Rating: Summary: Amsterdam not prizeworthy Review: Motivational speaker Charles Tremendous Jones once said that you are the same today as you'll be in five years, except for two things: The people you meet and the books you read. Contrary to what the judges of England's 1998 top fiction award, the Booker Prize, might think, Ian McEwan's Amsterdam is not a book by which great men and women are made. Full of exquisite detail and insight into the creative process of world-renowned pianist Clive Linley, Ian McEwan spends more time on description than he does making his carefully orchestrated plot seem real. Much attention is given to how Linley writes the musical theme for the upcoming millennium, but not to why he bothers to stay friends with someone he does not like. Amsterdam is about two friends, Linley and Vernon Halliday, a newspaper editor. Both are former lovers of Molly Lane, a recently deceased socialite. The two men meet another of the woman's former lovers, a politician named Julian Garmony, who the men equally despise. Halliday has a chance to expose Garmony in his newspaper, which Linley finds deplorable. Linley finds himself in his own moral dilemma with Halliday telling him what to do. Obvious road signs along the way point to the novel's "surprise" ending. McEwan finishes his book as if rushed on deadline, hurting what could be an excellent story. What seems to be missing is more exploration into the character of Molly Lane. The woman who brings all the (male) characters of the novel together is only described in relation to her lurid romantic affairs. We know how she was in bed and what her sleeping arrangements were with her husband, but little attention is given to her supposedly illustrious career with Vogue or why the woman has so many lovers. The only other female character in the book is Garmony's wife, Rose. An entire chapter is dedicated to her, but should not be.

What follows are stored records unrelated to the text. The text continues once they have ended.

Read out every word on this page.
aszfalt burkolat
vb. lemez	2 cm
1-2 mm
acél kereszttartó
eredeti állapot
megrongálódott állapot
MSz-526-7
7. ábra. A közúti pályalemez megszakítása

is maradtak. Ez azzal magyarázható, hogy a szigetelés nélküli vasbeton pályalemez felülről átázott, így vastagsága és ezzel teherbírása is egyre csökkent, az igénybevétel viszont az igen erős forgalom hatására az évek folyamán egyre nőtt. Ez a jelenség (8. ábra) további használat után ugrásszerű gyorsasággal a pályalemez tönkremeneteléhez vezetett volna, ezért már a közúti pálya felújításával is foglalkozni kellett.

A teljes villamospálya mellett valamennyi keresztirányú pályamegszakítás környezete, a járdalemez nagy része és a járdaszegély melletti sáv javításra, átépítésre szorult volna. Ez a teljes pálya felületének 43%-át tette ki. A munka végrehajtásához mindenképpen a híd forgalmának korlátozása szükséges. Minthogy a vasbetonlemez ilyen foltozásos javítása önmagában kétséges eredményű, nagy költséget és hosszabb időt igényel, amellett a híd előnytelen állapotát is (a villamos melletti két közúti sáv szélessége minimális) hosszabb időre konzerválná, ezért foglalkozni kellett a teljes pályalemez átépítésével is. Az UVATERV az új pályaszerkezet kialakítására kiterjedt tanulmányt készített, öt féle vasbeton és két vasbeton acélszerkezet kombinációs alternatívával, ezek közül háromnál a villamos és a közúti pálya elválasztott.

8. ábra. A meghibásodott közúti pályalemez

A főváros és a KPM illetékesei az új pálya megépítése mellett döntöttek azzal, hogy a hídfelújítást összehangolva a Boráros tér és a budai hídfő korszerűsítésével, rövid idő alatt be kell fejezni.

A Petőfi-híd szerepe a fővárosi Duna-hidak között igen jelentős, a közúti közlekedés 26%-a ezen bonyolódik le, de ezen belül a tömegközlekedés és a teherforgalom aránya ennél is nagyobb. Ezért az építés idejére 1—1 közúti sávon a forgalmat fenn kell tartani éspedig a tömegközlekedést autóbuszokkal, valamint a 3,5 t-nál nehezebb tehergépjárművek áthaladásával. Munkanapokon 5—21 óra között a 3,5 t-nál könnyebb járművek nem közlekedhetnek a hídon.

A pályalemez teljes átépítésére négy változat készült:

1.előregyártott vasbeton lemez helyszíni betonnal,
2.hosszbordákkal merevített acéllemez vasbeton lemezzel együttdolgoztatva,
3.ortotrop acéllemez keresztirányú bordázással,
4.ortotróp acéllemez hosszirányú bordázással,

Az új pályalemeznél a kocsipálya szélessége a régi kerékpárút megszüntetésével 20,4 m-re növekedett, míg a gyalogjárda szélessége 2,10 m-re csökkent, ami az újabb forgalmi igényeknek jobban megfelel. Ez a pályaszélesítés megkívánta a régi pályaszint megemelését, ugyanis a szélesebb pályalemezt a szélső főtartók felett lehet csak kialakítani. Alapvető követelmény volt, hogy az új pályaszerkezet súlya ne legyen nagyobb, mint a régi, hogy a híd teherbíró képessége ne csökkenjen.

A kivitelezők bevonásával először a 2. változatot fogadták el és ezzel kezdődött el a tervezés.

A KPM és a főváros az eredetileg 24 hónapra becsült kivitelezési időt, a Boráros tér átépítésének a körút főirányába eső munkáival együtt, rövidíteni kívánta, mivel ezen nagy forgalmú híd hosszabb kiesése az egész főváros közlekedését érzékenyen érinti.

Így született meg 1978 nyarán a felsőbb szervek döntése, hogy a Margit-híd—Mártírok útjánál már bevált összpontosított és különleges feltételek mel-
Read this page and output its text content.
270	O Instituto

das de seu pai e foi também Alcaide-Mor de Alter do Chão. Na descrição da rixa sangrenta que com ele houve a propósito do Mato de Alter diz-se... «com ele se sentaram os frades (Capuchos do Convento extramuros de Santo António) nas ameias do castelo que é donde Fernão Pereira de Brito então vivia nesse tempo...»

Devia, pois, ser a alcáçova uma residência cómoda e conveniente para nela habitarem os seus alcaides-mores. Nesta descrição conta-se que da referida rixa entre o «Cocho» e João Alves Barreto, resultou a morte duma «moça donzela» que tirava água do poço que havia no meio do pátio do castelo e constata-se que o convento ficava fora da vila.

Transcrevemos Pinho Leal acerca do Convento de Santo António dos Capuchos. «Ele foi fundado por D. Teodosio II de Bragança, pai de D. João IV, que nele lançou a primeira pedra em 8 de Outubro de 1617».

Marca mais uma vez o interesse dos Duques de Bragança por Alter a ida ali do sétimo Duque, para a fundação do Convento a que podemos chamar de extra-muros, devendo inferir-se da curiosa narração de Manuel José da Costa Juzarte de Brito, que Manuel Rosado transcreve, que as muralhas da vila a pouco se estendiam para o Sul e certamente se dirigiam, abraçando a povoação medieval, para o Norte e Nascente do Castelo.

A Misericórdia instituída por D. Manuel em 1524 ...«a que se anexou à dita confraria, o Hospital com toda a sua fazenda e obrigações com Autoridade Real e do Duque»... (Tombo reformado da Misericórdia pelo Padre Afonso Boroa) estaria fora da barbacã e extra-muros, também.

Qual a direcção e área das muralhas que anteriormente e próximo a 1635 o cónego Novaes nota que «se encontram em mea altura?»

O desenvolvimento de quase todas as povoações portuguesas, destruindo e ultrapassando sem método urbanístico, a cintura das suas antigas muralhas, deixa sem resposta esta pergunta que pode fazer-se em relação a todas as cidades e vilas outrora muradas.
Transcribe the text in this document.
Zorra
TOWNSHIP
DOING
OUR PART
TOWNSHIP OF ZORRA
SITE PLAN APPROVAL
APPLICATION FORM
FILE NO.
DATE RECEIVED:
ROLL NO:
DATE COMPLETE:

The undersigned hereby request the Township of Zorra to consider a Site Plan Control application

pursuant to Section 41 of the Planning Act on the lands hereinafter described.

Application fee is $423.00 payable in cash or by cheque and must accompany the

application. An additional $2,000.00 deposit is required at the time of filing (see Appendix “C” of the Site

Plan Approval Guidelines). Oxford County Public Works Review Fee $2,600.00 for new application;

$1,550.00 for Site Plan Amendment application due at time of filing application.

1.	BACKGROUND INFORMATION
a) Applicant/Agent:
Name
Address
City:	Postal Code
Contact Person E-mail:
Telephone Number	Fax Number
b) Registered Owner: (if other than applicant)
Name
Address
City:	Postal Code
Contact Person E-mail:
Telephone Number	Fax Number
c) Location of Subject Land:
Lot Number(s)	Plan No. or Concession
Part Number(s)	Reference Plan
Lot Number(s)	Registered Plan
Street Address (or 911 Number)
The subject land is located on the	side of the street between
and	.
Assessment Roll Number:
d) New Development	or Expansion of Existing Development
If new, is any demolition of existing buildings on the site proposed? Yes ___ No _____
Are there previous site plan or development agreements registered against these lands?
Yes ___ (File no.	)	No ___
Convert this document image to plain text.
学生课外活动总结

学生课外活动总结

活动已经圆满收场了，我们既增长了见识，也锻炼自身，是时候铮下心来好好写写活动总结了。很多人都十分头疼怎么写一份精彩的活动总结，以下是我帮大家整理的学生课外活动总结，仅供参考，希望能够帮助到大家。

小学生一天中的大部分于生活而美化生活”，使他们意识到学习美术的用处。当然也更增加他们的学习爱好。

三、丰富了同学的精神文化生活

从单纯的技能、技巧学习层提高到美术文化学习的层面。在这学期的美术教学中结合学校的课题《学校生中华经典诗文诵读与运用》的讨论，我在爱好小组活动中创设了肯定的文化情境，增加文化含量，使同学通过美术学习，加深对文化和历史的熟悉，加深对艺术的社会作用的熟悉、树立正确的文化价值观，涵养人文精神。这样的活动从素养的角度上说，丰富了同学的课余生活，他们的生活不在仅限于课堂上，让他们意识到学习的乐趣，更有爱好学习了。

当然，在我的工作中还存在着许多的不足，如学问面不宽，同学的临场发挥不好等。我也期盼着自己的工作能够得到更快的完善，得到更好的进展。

McEwan seems to be trying to show that Rose is a good little woman at home. However, McEwan makes Rose a doctor, seemingly rising above gender stereotypes. It's a weak attempt at pleasing the male readers who might care. Though Amsterdam strives to be a dark comedy, it falls flat with its lack of humor and weak plot-line. The only things that identifies the book as a comedy are the reviews that list it as such. Amsterdam's strong point seems to be that it reads quickly and is short, so at least it doesn't take too long to finish.
Rating: Summary: Booker Prize? Review: Be weary of this plot-driven novel. McEwan offers little by way of metaphysics and fails to emerge as a writer with a vision. In this era of neo-Hemingways, McEwan has established himself as nothing more than this: a plain, credible author--an author with plot and plot only. That this text won the Booker Prize is shocking.